FOKUS

Ini Perluasan Pemberian Keringanan Tagihan Listrik untuk 1,26 Juta Pelanggan

JAKARTA (tandaseru) – Pemerintah memperluas pemberian keringanan tagihan listrik bagi 1,26 juta pelanggan Sosial, Bisnis, Industri, dan Layanan Khusus selama Juli 2020 hingga Desember 2020 .

Direktur Jenderal Ketenagalistrikan Rida Mulyana menyebutkan pembebasan penerapan ketentuan rekening minimum bagi pelanggan PT PLN (Persero) yang pemakaian energi listrik di bawah ketentuan rekening minimum (40 jam nyala), diberlakukan bagi:

a. Pelanggan Golongan Sosial daya 1.300 VA ke atas

b. Pelanggan Golongan Bisnis daya 1.300 VA ke atas

c. Pelanggan Golongan Industri daya 1.300 VA ke atas

Dengan stimulus ini, pelanggan hanya membayar sesuai penggunaan energi listriknya.
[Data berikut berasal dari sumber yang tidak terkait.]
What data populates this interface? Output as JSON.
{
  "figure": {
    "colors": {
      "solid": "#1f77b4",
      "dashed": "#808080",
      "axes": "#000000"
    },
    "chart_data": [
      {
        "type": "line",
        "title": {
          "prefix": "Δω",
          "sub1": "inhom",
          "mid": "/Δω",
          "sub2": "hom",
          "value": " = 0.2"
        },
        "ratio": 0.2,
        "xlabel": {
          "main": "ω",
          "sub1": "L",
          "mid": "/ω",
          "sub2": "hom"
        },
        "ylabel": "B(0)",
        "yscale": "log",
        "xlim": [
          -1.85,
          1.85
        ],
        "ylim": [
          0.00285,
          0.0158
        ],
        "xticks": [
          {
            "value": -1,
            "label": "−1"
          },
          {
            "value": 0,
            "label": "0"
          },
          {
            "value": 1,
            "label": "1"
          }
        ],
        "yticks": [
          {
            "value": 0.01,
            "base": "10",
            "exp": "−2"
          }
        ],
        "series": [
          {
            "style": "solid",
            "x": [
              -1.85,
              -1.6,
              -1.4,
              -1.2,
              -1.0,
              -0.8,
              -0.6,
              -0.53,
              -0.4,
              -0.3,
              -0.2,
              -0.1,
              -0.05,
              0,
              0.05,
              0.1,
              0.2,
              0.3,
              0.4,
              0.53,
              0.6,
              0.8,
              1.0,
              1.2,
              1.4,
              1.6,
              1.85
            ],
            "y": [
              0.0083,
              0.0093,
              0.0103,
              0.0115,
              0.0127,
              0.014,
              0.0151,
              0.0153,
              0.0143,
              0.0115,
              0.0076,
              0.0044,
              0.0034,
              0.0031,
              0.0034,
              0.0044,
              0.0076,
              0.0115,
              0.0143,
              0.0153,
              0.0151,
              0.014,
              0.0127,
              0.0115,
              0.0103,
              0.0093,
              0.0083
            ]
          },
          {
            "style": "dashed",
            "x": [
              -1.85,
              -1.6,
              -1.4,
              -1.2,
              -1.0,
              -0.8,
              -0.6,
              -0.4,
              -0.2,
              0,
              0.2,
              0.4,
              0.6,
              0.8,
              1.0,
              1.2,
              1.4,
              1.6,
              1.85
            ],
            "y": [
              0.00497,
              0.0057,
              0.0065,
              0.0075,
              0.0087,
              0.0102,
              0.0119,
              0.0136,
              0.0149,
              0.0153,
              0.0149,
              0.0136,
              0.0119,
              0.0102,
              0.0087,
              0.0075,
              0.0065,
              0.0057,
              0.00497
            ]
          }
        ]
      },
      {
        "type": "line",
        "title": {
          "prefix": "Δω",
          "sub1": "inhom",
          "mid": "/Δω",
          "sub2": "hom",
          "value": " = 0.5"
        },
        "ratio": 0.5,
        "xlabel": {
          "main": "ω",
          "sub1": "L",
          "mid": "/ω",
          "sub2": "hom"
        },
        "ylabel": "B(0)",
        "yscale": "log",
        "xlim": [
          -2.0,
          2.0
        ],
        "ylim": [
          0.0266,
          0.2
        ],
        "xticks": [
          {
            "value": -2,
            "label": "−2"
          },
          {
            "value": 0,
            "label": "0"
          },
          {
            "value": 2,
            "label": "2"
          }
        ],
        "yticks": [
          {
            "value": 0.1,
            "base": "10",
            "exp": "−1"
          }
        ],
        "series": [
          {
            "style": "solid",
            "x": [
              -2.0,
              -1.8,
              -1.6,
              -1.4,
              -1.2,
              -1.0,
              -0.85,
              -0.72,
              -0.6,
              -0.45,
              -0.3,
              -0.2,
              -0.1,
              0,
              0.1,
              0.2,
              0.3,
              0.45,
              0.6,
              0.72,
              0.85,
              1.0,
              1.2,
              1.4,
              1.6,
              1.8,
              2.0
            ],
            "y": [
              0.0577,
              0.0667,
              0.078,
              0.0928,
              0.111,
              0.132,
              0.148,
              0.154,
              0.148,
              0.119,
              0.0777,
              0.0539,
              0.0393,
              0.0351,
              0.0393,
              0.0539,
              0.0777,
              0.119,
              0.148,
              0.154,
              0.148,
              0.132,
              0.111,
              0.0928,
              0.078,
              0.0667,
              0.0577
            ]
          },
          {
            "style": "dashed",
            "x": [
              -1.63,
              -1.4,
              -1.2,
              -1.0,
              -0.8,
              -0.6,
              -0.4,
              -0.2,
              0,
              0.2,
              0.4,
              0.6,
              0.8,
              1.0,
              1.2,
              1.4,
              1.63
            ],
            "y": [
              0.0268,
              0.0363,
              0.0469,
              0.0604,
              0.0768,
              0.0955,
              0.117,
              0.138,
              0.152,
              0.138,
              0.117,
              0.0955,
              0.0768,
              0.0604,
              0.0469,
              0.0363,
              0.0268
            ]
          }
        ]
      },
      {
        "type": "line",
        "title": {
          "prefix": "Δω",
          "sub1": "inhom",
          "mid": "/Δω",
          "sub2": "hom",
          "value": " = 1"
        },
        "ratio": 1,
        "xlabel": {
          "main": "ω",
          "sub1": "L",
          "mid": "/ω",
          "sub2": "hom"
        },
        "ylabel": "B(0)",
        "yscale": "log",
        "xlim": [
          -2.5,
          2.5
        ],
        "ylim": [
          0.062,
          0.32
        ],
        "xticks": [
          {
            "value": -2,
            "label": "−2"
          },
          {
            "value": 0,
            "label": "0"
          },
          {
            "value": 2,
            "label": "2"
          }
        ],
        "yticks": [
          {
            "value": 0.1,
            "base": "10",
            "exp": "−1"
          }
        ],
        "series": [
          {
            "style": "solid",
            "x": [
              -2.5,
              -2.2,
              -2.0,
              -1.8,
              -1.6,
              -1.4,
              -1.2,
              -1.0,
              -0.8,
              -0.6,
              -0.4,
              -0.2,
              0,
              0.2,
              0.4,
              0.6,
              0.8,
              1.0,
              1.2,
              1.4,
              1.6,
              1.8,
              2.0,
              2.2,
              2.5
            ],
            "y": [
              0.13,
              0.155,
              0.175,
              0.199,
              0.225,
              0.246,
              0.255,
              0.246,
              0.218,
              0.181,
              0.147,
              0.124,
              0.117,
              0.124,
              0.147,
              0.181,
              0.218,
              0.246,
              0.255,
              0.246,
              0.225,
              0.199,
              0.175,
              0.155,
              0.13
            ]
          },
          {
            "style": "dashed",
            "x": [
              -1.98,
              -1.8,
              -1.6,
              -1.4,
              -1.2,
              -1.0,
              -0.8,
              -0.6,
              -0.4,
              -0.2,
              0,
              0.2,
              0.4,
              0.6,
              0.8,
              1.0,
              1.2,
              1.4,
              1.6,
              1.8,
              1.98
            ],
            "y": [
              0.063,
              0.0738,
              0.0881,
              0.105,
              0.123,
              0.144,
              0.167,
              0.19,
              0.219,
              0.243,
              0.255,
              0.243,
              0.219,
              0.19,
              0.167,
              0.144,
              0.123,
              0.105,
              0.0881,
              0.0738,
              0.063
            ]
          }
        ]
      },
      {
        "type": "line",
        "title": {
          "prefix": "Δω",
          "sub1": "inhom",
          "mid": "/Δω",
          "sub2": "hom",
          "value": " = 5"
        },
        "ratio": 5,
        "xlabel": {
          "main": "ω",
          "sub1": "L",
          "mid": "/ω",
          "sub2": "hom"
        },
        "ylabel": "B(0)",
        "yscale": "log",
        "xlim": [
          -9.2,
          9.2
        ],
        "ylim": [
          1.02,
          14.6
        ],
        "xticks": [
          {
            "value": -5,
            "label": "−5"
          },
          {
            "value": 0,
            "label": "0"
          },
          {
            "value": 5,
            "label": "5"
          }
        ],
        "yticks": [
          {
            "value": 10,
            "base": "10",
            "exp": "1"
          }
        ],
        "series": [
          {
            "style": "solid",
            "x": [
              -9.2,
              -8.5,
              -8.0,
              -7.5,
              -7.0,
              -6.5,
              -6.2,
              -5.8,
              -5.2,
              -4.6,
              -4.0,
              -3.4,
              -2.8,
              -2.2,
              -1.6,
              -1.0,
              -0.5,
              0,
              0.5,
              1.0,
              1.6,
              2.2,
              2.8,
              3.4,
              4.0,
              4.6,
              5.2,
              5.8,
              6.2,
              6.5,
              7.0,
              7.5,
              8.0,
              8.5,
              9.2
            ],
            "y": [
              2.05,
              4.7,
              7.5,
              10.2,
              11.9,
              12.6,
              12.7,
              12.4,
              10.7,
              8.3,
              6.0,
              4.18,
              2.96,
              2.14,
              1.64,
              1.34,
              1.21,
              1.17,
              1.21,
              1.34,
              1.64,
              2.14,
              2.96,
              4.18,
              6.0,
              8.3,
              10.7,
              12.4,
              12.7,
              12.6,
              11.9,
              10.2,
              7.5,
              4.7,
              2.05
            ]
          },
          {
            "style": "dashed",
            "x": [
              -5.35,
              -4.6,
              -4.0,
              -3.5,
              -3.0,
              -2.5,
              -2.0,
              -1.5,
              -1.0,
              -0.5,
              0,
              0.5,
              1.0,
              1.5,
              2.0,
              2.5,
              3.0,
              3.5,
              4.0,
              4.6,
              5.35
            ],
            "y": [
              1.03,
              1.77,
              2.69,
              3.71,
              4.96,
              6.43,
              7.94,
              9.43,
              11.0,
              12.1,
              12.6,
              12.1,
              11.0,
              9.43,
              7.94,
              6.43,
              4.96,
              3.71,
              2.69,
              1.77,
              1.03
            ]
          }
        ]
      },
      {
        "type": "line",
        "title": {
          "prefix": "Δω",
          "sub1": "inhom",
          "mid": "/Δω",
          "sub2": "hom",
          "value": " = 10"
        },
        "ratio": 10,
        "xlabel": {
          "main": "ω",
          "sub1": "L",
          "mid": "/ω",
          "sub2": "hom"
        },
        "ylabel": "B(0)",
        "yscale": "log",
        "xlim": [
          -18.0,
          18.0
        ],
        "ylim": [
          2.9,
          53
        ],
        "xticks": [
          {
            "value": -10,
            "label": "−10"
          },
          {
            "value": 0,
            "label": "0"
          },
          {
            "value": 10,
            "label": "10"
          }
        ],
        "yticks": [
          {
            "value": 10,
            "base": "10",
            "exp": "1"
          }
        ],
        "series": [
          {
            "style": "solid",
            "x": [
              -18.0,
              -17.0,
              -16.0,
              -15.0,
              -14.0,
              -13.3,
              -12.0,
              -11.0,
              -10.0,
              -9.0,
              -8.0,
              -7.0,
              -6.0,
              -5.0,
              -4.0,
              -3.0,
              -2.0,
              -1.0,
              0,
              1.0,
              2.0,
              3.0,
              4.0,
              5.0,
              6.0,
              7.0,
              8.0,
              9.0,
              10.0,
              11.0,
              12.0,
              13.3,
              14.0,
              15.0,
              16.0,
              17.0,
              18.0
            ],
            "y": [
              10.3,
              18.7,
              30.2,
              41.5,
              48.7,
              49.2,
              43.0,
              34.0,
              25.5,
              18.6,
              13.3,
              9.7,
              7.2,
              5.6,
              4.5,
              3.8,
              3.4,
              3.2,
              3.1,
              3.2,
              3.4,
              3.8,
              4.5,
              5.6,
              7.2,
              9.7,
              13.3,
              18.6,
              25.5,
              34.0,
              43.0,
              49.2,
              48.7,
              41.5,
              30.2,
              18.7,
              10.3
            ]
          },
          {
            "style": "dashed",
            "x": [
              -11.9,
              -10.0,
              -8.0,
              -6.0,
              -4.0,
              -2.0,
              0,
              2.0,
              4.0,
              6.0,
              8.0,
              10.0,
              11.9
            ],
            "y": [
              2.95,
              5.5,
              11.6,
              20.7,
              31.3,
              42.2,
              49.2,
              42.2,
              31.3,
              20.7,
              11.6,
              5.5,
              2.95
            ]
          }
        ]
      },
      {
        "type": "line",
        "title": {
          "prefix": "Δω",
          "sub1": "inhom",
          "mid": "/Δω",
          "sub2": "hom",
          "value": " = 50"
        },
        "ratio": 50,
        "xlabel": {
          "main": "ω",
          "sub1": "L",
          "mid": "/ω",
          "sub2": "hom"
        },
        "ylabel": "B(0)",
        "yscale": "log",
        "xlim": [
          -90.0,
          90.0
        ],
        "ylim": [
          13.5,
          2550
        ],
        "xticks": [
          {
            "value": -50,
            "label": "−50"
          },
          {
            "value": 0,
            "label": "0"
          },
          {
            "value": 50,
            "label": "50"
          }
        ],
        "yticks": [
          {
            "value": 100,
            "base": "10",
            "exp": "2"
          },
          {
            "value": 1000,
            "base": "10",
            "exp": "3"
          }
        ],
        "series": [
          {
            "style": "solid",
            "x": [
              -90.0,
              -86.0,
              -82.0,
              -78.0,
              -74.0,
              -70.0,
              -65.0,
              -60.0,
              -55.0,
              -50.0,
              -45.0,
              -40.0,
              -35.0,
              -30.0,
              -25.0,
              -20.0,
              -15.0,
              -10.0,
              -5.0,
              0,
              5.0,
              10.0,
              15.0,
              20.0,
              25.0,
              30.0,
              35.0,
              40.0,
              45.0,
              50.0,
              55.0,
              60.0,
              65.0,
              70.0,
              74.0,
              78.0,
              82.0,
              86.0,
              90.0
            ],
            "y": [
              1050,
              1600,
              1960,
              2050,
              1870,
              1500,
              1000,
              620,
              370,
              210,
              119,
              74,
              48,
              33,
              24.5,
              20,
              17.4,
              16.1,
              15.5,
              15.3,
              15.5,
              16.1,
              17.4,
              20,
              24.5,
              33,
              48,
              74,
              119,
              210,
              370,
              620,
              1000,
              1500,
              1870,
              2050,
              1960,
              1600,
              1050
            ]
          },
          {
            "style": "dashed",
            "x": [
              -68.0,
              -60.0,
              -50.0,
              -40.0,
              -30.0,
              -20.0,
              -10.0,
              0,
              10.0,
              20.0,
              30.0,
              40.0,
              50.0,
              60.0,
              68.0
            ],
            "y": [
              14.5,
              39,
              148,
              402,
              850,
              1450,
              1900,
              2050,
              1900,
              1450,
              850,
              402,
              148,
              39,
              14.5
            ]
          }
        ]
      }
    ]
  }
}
Sementara itu, pembebasan biaya beban atau abonemen, diberlakukan bagi:

a. Pelanggan Golongan Sosial daya 220 VA, 450 VA dan 900 VA

b. Pelanggan Golongan Bisnis daya 900 VA

c. Pelanggan Golongan Industri daya 900 VA

“Dengan program stimulus ini agar mereka tidak lebih collapse, karena mungkin aktivitas kegiatannya turun, maka sekali lagi negara hadir untuk membantu mereka membebaskan ketentuan rekening minimum dan biaya beban ini untuk dibebaskan sementara dan langsung ini diberikan selama 6 bulan, terhitung bulan Juli-Desember,” ujar Direktur Jenderal Ketenagalistrikan Rida Mulyana, Selasa (11/8).

“Kita berharap teman-teman yang berusaha di industri ini tidak kemudian melakukan PHK, tetapi juga membuka lagi usahanya, untuk kemudian sedikit banyak ikut memutar roda perekonomian nasional,” ujarnya.

Adapun besaran tambahan untuk subsidi keringanan tagihan listrik bagi pelanggan sosial, bisnis, industri, dan layanan khusus diperkirakan mencapai Rp3,07 triliun.

Rida menyampaikan apresiasi kepada PLN yang telah menjadi garda terdepan dalam usaha meringankan beban masyarakat terdampak Covid-19. Rida berjanji untuk menjaga cash flow PLN agar tetap sehat.

“Terima kasih kepada PLN, yang menjadi garda terdepan dalam menjalankan program-program stimulus ini. Ini tentu saja akan sedikit banyak mempengaruhi cash flow PLN, dan kita sepakat, dengan Kementerian BUMN juga, untuk tetap menjaga cash flow PLN tetap sehat. PLN dijamin tidak rugi karena selisihnya ditanggung oleh negara,” kata Rida.

Rida kembali menegaskan, stimulus keringanan tagihan listrik ini merupakan bentuk kehadiran negara untuk masyarakat yang paling terdampak agar bisa bertahan di tengah pandemi Covid-19.